Enhancement: Disallow concatenating string expressions in initializer/argument list
const IGNORED_FILES[*] = {
"test/test_suite/arrays/inferred_array_err.c3",
"test/test_suite/cast/cast_parse_fails.c3",
"test/test_suite/cast/cast_parse_fails2.c3",
"test/test_suite/compile_time/ct_switch_more_checks.c3",
"test/test_suite/contracts/in_array.c3"
"test/test_suite/define/common2.c3",
"test/test_suite/define/define_name_errors.c3",
};
Did you spot the missing comma? I think it's very easy to miss the missing comma and get confused.
I propose string concatenation should be required to be in parenthesis inside an initializer list or part of a function/macro argument list.
This might be desirable, but it's also surprising and very much special casing things.
I can't see how this could be fixed without special casing in a hard to describe way. Outside of eliminating C style const string concat.
Would emitting a warning also be special casing things?
I imagine a separate linter tool could also warn about this then.
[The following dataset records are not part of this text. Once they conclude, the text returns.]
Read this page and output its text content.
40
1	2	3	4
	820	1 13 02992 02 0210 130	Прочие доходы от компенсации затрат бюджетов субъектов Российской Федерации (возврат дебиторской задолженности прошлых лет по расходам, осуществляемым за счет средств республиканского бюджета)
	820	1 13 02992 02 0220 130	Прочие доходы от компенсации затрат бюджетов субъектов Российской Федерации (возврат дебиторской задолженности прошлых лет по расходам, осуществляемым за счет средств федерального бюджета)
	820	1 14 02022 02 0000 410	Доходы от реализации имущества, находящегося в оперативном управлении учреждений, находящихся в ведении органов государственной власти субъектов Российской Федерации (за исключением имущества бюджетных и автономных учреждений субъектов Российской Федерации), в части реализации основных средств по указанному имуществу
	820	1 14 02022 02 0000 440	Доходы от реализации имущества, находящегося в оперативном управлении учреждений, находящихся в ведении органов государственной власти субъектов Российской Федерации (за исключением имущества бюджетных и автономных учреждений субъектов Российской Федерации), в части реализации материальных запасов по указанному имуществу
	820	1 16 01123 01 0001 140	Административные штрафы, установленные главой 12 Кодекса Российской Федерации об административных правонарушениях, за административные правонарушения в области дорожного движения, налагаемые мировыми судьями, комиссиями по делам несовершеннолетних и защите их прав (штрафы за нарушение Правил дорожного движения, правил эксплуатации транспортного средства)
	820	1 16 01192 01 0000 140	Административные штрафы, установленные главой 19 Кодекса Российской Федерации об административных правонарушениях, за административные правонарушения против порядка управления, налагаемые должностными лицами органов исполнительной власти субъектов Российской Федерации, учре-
eliminating C style const string concat.
Personally I would be in favour of that, as it's more explicit to use a multi-line string to signal the programmer's intent if that's desired behavior
@joshring raw strings also completely ignores escapes etc. So they're not the same thing. It's not a replacement. C string concat allows this:
String foo =
"okeofkoekfe"
"foekfeokfok"
"ofekofkeokf";
Which might be exactly what's desired. So I'm not really interested in killing off that feature, since I use it daily.